The African Union Commission continues to discuss with the European Commission the repatriation of illicit money from the continent, an official said.
“There are illicit funds from Africa in European banks. We started discussions with the European Union some years ago to bring back these funds. We find it morally and economically good for the banks to send the funds back,” said the African Union Commission (AUC) chairperson, Dr Nkosazana Dlamini Zuma.
“We can use this money for implementations of Agenda 2063 and advance mother and children’s health in the continent and the like,” she said, Thursday evening at a brief press conference that followed the opening of the annual ‘College-to College Meeting of AUC and European Commission (EC)’.

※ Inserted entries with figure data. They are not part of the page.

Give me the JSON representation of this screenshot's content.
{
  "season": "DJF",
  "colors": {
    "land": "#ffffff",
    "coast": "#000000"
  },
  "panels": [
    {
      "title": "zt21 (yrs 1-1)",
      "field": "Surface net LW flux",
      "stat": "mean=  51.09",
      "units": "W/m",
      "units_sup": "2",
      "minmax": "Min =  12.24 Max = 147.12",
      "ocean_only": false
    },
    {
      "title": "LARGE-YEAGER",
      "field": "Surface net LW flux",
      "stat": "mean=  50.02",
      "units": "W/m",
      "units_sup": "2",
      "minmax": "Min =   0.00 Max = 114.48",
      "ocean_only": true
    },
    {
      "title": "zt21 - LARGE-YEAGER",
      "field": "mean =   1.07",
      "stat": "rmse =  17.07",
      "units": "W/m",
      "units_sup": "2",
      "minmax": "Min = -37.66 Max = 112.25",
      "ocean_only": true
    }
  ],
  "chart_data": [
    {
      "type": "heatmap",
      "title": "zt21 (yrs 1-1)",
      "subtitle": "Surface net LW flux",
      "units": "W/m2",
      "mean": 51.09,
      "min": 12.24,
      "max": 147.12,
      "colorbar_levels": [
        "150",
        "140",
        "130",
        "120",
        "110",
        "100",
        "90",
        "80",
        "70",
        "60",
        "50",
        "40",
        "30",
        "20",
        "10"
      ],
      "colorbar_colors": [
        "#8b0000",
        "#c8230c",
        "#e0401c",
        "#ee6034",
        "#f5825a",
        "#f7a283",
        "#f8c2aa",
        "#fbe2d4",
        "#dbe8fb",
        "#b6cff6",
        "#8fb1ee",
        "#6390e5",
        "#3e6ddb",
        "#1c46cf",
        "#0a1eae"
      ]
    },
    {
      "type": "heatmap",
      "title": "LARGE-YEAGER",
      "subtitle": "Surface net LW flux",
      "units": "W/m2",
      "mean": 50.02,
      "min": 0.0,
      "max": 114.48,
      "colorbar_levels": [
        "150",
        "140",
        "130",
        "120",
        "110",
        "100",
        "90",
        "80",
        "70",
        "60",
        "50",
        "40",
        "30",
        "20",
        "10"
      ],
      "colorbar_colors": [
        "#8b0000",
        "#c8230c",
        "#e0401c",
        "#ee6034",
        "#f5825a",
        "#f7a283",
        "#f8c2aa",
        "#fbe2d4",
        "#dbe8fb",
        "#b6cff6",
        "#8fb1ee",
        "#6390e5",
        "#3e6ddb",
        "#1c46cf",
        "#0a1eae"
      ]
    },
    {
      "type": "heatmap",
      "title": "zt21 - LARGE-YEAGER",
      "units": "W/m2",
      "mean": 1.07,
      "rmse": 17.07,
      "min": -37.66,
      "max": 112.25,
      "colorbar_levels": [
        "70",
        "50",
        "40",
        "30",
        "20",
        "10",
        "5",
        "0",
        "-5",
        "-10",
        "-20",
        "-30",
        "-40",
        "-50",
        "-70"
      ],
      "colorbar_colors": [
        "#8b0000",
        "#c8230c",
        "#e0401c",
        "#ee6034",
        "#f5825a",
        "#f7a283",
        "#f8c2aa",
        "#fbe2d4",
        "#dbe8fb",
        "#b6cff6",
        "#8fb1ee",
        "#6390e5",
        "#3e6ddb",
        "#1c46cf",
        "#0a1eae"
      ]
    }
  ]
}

Africa loses around $50 billion every year through illicit finance flow, which is almost double the Official Development Assistance (ODA) the continent receives, according to the 2015 UN report by a high-level panel on illicit cash transfers, chaired by former Nigerian President Olusegun Obasanjo.
The two sides also discussed various areas of cooperation, ranging from tackling migration to fighting terrorism, according to Ms Federica Mogherini, the Vice-President of the EC High Representative of the Union for Foreign Affairs and Security Policy.
“Investing in African security is like investing in security of the world… We have been engaged with 35 AU member states on different areas of cooperation with joint action plans. In addition, we are also already engaged bilaterally with 13 of these countries in different projects, including local community support and border management,” Ms Mogherini said.
“It is not a one size fits all approach. With EU trust Fund for Africa, we are financing various projects in the Horn of Africa, Sahel and Lake Chad regions,” she said, stating that EU had already allocated 715 million Euros for such projects.
The discussions were centred around the priority areas of the 2014 - 2017 Roadmap adopted at the Africa-EU Summit in Brussels, Belgium in 2014. They include peace and security, human development, global and emerging issues as well as democracy.